AdS/QCD, Light-Front Holography, and the Nonperturbative Running Coupling

TL;DR

This paper combines AdS/QCD and light-front holography to model hadron spectra, wavefunctions, and the nonperturbative running coupling, providing insights into QCD confinement and matching experimental and lattice data.

Contribution

It introduces a holographic QCD model that accurately predicts hadron spectra and derives a nonperturbative coupling consistent with experimental and lattice results.

Findings

Accurate hadron spectra and wavefunctions from the model

Nonperturbative coupling matches experimental data

The $eta$-function captures key QCD features

Abstract

The combination of Anti-de Sitter space (AdS) methods with light-front (LF) holography provides a remarkably accurate first approximation for the spectra and wavefunctions of meson and baryon light-quark bound states. The resulting bound-state Hamiltonian equation of motion in QCD leads to relativistic light-front wave equations in terms of an invariant impact variable $\zeta$ which measures the separation of the quark and gluonic constituents within the hadron at equal light-front time. These equations of motion in physical space-time are equivalent to the equations of motion which describe the propagation of spin-$J$ modes in anti--de Sitter (AdS) space.
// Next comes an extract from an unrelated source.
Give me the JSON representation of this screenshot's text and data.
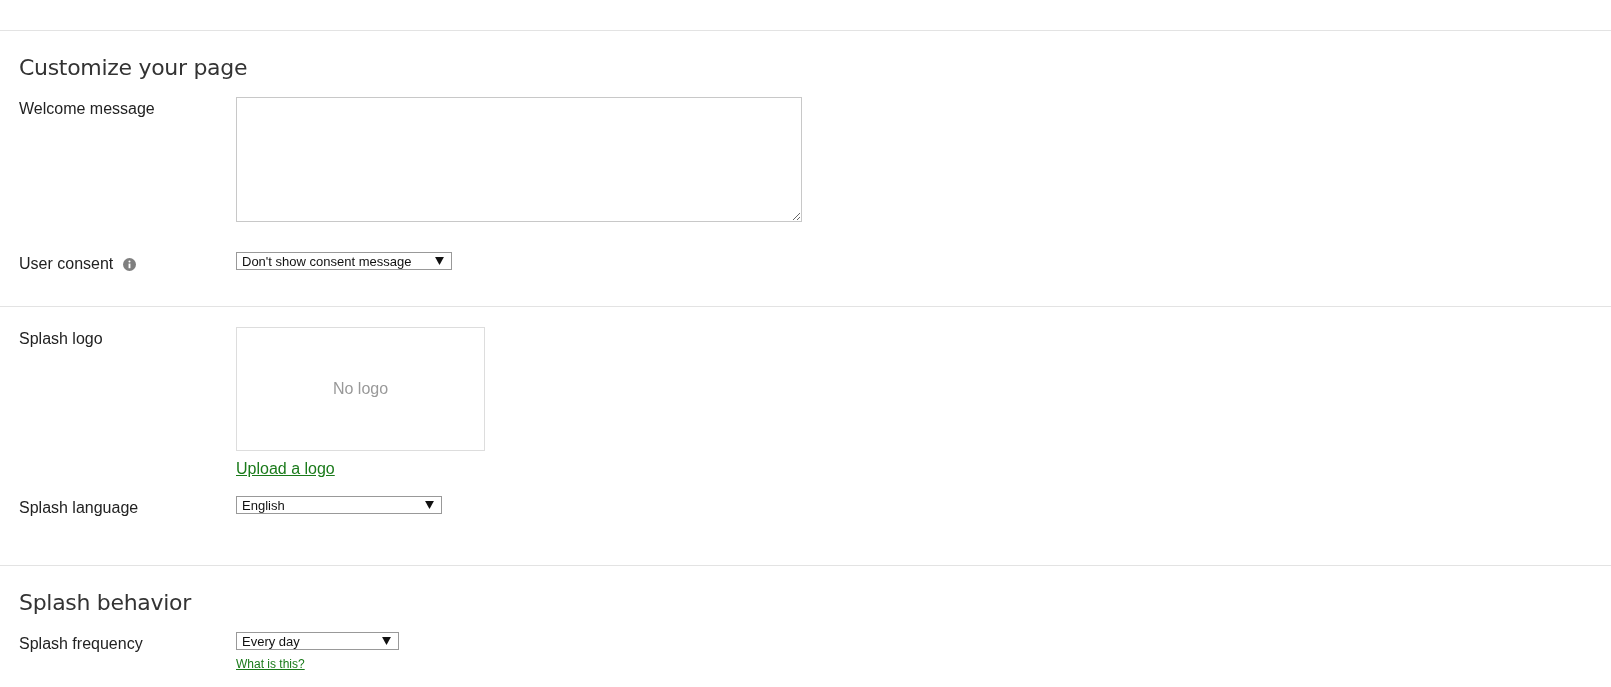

The eigenvalues give the hadronic spectrum, and the eigenmodes represent the probability distributions of the hadronic constituents at a given scale. A positive-sign confining dilaton background modifying AdS space gives a very good account of meson and baryon spectroscopy and form factors. The light-front holographic mapping of this model also leads to a non-perturbative effective coupling $\alpha_s^{AdS}(Q^2)$ which agrees with the effective charge defined by the Bjorken sum rule and lattice simulations. It displays a transition from perturbative to nonperturbative conformal regimes at a momentum scale $ \sim 1$ GeV. The resulting $\beta$-function appears to capture the essential characteristics of the full $\beta$-function of QCD, thus giving further support to the application of the gauge/gravity duality to the confining dynamics of strongly coupled QCD.